Full Metal Jacket

Director's Influence on Full Metal Jacket

Stanley Kubrick is one of the most influential directors of all time, having produced, written, and directed films like Paths of Glory, A Clockwork Orange, Barry Lyndon, The Shining, Dr. Strangelove, 2001: A Space Odyssey and Lolita. Kubrick often sought inspiration from literature, and Full Metal Jacket, based on Gustav Hasford's book The Short-Timers, was no exception. Kubrick also collaborated with Michael Herr, author of the famous Vietnam memoir Dispatches, in adapting the screenplay.

Kubrick's clinical, deliberate approach to camerawork informs the way he frames many of the film's scenes. His meticulousness as a director allows him to capture that same quality in the Marines Corps, such as in the many scenes where he captures the men standing perfectly still in a line, or slowly tracks the movements of Gunnery Sergeant Hartman. Kubrick's direction emphasizes the way in which the men's bodies become interchangeable units of a larger body, whether they are running through an obstacle course, marching in close formation, or standing perfectly still. All the men resemble each other—heads shaved, following orders, and toeing the "line."

Kubrick also uses a number of different visual storytelling techniques to convey the film's various themes and motifs. For instance, he often uses cross-dissolves to poetically blend images together—when Pyle is silent as the recruits around him scream, "Kill, kill, kill!" Kubrick slowly dissolves the image of his face into an image of the entire platoon, suggesting that Pyle has deviated internally from in-group norms and behaviors. Kubrick also uses long tracking shots, such as when Hartman paces up and down the line, to emphasize the carefully controlled movement and orderliness of U.S. Marine Corps culture.

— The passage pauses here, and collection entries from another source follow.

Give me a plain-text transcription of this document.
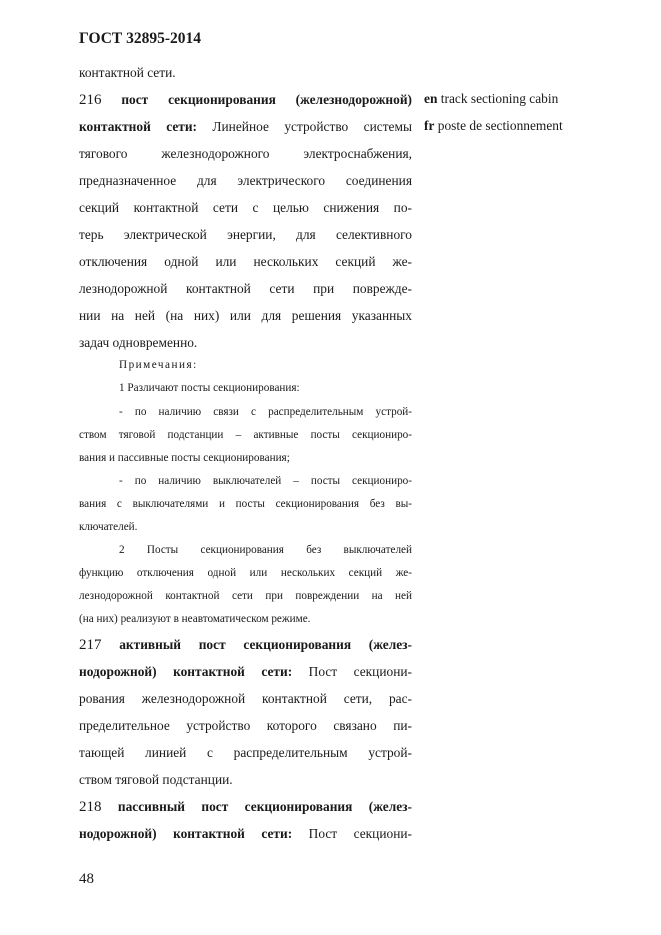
ГОСТ 32895-2014
контактной сети.
216 пост секционирования (железнодорожной)
контактной сети: Линейное устройство системы
тягового железнодорожного электроснабжения,
предназначенное для электрического соединения
секций контактной сети с целью снижения по-
терь электрической энергии, для селективного
отключения одной или нескольких секций же-
лезнодорожной контактной сети при поврежде-
нии на ней (на них) или для решения указанных
задач одновременно.
Примечания:
1 Различают посты секционирования:
- по наличию связи с распределительным устрой-
ством тяговой подстанции – активные посты секциониро-
вания и пассивные посты секционирования;
- по наличию выключателей – посты секциониро-
вания с выключателями и посты секционирования без вы-
ключателей.
2 Посты секционирования без выключателей
функцию отключения одной или нескольких секций же-
лезнодорожной контактной сети при повреждении на ней
(на них) реализуют в неавтоматическом режиме.
217 активный пост секционирования (желез-
нодорожной) контактной сети: Пост секциони-
рования железнодорожной контактной сети, рас-
пределительное устройство которого связано пи-
тающей линией с распределительным устрой-
ством тяговой подстанции.
218 пассивный пост секционирования (желез-
нодорожной) контактной сети: Пост секциони-
en track sectioning cabin
fr poste de sectionnement
48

Kubrick also often violates the "180-degree rule"—a guideline for filming the spatial relationship between two or more characters or objects in a scene. According to the 180-degree rule, the camera should stay on one side of an imaginary axis so that the characters do not appear to switch places on-screen. Kubrick, on the other hand, often uses a "shot-reverse shot" pattern that places the camera at exactly opposite ends of a scene—for example, when Hartman does an about-face while pacing. Although the effect is disorienting the viewer, Kubrick's oppositional camera angles reflect the film's larger themes about the duality of man—"the Jungian thing," as Joker puts it.

The film also often breaks the fourth wall, filming its characters staring directly at the camera lens. Kubrick often films Hartman from this angle so that he seems to be directly addressing the viewer, making us feel the assault of his words. Kubrick also mimics documentary-style filmmaking in scenes where a news crew interviews various members of the Lusthog Squad, so that the characters do not merely seem to be speaking to the members of the news crew, but to the audience.

Finally, color is especially important in Full Metal Jacket, especially the contrast between blues and reds. Pyle's hazing is saturated entirely in blue, giving the entire scene an otherworldly, dream-like pallor that anticipates what Cowboy will tell Pyle ("Remember—it was all just a bad dream."). Red, on the other hand, functions in the film to symbolize the fiery destruction of war, becoming the dominant hue in the explosive battle scenes in the second half of the film.